La vía para la reforma de nuestra Constitución no parece que esté expedita. Tampoco se adivina fácil ni rápida. Los trámites en la subcomisión parlamentaria languidecen ante el poco interés que demuestran algunos partidos. Por lo pronto, los padres de la Carta Magna no han insuflado demasiado entusiasmo en sus comparecencias en el Congreso. Tampoco se demanda como una prioridad por el pueblo español. La propuesta de reforma vino motivada por la necesidad de ofrecer una alternativa al secesionismo catalán. Pero a los soberanistas ese pastel no les tienta.

Las modificaciones esenciales de nuestra ley fundamental requieren ciertas mayorías. Y no parece que exista consenso ni voluntades confluyentes entre los partidos constitucionalistas para decidir por dónde deben ir los cambios. Tampoco a los populistas les seduce una renovación constitucional. Además, la idea de una España plurinacional no ha tenido mucha aceptaciónciudadana. Ni se ve con buenos ojos, por las desigualdades que se generarían, un Estado federal asimétrico. Cuando vamos a una convergencia con Europa para convertirnos en un espacio más unido y solidario, resulta incomprensible que pretendamos seguir troceando competencias y levantando tabiques territoriales.
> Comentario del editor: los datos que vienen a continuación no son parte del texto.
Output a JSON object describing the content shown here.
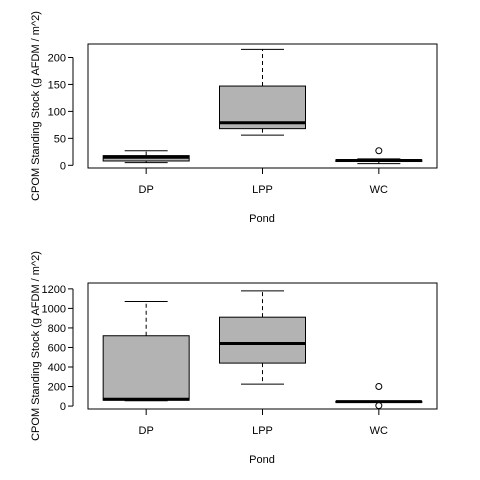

Es lícito aspirar a convertirnos en un Estado plurinacional, pero dejando claro que la soberanía reside en el conjunto del pueblo español. La nación siempre debe estar subordinada al poder soberano del Estado. Y si ya tenemos un problema de secesión sin haber permitido el alumbramiento de naciones, es fácil adivinar lo que ocurriría si posibilitásemos que todas o algunas de nuestras comunidades autónomas se definieran como nación.

La reforma debe basarse en la voluntad mayoritaria de los españoles de cambiar el modelo político para dotarse de un nuevo estatus de convivencia. En tanto no exista esa demanda mayoritaria no es aconsejable proceder al cambio.